Last night’s snow put paid to our plans for a weekend in the Lake District but also provided an opportunity for an attempt on a Winter Coope’s Dozen. Traditionally run on the last Saturday in July, Coope’s Dozen is circuit of the dozen summits on and around Winter Hill and although it has been attempted previously in winter it hasn’t, to the best of my knowledge, been completed. Parking near the usual starting point at the Upper Barn didn’t seem likely so Albert, Tom and met at Crown Point in Horwich and set off from there.

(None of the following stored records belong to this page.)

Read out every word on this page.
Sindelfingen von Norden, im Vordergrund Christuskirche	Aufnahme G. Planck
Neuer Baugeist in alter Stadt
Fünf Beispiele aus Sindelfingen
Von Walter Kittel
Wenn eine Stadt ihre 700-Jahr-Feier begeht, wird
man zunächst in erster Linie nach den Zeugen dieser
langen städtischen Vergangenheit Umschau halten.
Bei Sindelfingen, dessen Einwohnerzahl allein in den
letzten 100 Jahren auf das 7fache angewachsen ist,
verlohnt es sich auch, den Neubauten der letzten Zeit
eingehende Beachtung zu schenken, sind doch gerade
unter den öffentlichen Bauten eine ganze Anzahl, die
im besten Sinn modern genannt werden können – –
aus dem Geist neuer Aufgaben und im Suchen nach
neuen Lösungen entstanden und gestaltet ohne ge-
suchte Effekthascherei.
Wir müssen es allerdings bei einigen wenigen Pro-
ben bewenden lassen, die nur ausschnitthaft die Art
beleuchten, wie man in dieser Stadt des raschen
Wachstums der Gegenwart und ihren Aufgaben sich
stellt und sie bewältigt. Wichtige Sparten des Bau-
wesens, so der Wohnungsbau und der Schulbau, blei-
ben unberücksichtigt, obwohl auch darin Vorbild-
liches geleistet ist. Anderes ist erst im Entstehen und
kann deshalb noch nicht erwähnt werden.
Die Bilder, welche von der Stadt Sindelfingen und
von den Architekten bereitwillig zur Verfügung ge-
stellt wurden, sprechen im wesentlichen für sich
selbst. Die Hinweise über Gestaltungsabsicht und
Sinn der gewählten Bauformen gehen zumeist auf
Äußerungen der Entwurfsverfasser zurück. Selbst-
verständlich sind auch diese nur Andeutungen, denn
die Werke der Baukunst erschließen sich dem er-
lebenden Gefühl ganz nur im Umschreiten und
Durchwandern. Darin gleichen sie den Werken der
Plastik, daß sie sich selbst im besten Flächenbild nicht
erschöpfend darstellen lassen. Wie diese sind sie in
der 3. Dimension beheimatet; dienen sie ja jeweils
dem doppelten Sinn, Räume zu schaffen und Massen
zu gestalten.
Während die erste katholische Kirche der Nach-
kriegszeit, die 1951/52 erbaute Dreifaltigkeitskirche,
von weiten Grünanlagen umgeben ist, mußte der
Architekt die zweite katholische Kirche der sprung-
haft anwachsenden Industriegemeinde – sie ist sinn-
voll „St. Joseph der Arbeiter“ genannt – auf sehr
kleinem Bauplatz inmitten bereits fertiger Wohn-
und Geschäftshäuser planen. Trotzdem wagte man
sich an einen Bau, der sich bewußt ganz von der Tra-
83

On the way to Noon Hill we met Ed who has some photos here. Before the summit we were joking about not having brought torches, little realising that, had we completed the Dozen, we would have needed about 3-4 hours of darkness in addition to all the remaining hours of daylight. Before reaching Rivington Pike the cloud base dropped making navigating even more of a challenge.
Beyond the Two Lads deep snow covered all traces of the trods, bogs, streams and the deep holes. Poor visibility forced us to head more directly for the track from Coal Pit Road. This seemed like a good idea, in fact, it was the only idea but none of us realised how often we would have to “swim” out of waist deep snow drifts and deep holes. Eventually we found the track, more or less. “More or less” because while we weren’t actually on it, although the walker we met thought we all were on it, it was close enough for Albert to find it. While sorting out where we actually were, we watched the walker head off in the wrong direction and we were hoping he wasn’t following our tracks.
By now it was clear we would do well to get half of the Dozen and after more swimming in deep drifts decided Counting Hill could be left for another day so we headed for the Ramp and the top of Winter Hill itself.
A Winter Coope’s Dozen was beyond us today but it will be there for next time. As Tom said, “It is brilliant to get a real sense of adventure on a local hill.” This was when we were making painfully slow progress towards Rivington Pike in near zero visibility with very little idea where we actually were or indeed the direction we were heading in – he was absolutely right. A brilliant day out – thanks to both Albert and Tom.